Cause I'm in a, I'm in a New York state of mind
New York State Of Mind - Billy Joel
i think if you truly want to be alone, then new york is the place. today i sat on the front steps of the cooper engineering building, and looked out across astor place. watched people walk by, buses, cabs, and cars drive by. people were talking and i had just finished reading kartography. i was so comfortably thinking of two things at once. and i was able to keep track of it all. there was no quiet, it's impossible to find silence here.
forget the bright city lights, the yellow cabs, the resturants and roadside cafes. this city never sleeps, because it's sad. alone and sad, looking for hope. you can walk hand in hand and still not feel any warmth, you're too busy being rushed, by the people behind you, infront of you and around you. too many signals to keep track of. i see people talk, they wear their nice clothes, but i know they're tired. they have to be, as much as i love this place i know i'm so sick of it.

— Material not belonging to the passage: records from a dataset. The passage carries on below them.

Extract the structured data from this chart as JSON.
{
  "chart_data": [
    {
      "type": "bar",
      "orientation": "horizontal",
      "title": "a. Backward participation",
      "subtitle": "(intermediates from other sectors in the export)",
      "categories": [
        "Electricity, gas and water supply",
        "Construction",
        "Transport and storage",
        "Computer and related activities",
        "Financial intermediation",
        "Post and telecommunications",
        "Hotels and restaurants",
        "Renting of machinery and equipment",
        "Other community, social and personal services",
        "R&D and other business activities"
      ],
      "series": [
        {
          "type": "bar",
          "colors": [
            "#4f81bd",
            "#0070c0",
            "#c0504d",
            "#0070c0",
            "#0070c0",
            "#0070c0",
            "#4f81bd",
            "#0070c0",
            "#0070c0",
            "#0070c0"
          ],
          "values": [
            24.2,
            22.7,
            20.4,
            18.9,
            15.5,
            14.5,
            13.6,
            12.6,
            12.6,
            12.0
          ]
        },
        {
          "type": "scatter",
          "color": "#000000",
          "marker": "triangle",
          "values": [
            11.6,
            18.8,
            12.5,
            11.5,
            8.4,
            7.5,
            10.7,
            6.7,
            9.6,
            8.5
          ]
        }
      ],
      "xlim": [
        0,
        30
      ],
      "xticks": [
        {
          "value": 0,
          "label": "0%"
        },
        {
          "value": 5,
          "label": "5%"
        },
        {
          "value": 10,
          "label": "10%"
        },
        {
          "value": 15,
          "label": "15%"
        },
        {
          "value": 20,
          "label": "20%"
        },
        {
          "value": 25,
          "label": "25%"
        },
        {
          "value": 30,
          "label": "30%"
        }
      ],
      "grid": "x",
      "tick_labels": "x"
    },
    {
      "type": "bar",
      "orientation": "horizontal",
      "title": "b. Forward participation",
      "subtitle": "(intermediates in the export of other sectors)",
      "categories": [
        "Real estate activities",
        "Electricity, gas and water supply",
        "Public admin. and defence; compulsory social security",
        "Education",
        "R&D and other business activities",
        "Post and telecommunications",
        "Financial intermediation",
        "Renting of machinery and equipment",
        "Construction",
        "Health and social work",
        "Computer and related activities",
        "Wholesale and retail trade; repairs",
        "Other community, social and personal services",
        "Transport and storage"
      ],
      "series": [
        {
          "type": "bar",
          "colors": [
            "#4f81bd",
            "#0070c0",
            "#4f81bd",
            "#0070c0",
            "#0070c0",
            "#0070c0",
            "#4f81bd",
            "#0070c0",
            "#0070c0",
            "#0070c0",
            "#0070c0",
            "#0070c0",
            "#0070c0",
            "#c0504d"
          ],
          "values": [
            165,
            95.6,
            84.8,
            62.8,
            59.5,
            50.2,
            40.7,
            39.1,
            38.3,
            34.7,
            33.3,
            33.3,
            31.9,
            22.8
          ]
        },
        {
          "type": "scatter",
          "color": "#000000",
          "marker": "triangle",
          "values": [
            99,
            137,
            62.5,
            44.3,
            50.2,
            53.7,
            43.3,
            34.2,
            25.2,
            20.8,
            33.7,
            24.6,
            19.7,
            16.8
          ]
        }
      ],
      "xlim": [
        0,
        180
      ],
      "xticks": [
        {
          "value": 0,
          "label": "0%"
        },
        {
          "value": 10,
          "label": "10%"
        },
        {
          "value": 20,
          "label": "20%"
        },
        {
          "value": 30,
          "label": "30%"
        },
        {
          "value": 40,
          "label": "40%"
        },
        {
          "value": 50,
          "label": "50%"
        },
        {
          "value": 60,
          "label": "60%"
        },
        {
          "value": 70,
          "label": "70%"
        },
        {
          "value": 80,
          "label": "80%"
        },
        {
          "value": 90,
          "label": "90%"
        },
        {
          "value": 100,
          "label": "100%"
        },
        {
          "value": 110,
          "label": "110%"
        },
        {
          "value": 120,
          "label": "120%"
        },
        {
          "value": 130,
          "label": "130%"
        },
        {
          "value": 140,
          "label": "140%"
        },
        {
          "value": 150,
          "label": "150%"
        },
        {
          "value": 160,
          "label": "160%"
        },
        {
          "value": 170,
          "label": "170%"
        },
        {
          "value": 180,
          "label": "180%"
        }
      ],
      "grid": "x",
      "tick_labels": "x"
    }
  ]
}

it was today i thought of so many things, that i would like to say sometime. or perhaps wish i could forget soon, and look back on them and say that they never meant a thing, for the future will have erased any possibility of them. when does the future end? oh wait, it doesn't.
log bikhar jaatey hain, koi nahee'n samaitnay nahee'n aata. aur hum soochtay reh jaatay hain bohat si baatein. wohi baatein le kar hum apni eik choti si duniya bana laitay hain. and phir kehtay hain kabhi soocha tha kai yeh bhi din aaeyga, kai puri duniya haathon main hogi. magar humaray iss duniya main koyi reh nahee'n pata, yeh choti si duniya akayli hai aur humaray haathon main hi pyari lagti hai. aur jab woh duniya khatam ho jaati hai, toh phir tum apnay kadam le kar kahee'n aur chalay jaatay ho.
i sit on these steps and slowly my effortless smile goes away and things get quiet. i get up and take the elevator to the third floor to get to class, where i don't pay attention and think about things that are foolish.
i live in new york, things are done and thought of differently here. or maybe i do it all so differently. i can see the empty spaces being created. i am watching every inch of it's formation and there is nothing i can do to stop it.
i'm so good at writing senseless crap.
4 Comments:
TIDDY I WAS EATING A MARBLE LOAF AND DRINKING A TANGERINE FRAPPUCINO FROM STARBUCKS AT THE TIME. dunkin donuts is too fatening :P and and and my granny is still jet lagged. and my choti si duniya is cool okay. cool and gay.
tukray.
i think that's the perfect word for my insides right now.
pata nahi tumhe new york kyun nahi pasand.
mano: bohat pasand hai mujhay, paranoia is just my bestfriend.
tiddy: yes i have gas. khush? HAHAHHAHAHA
Loved your NY analysis. Bohat dil ko laga. And I too finished Kartography round about the same time, liked it!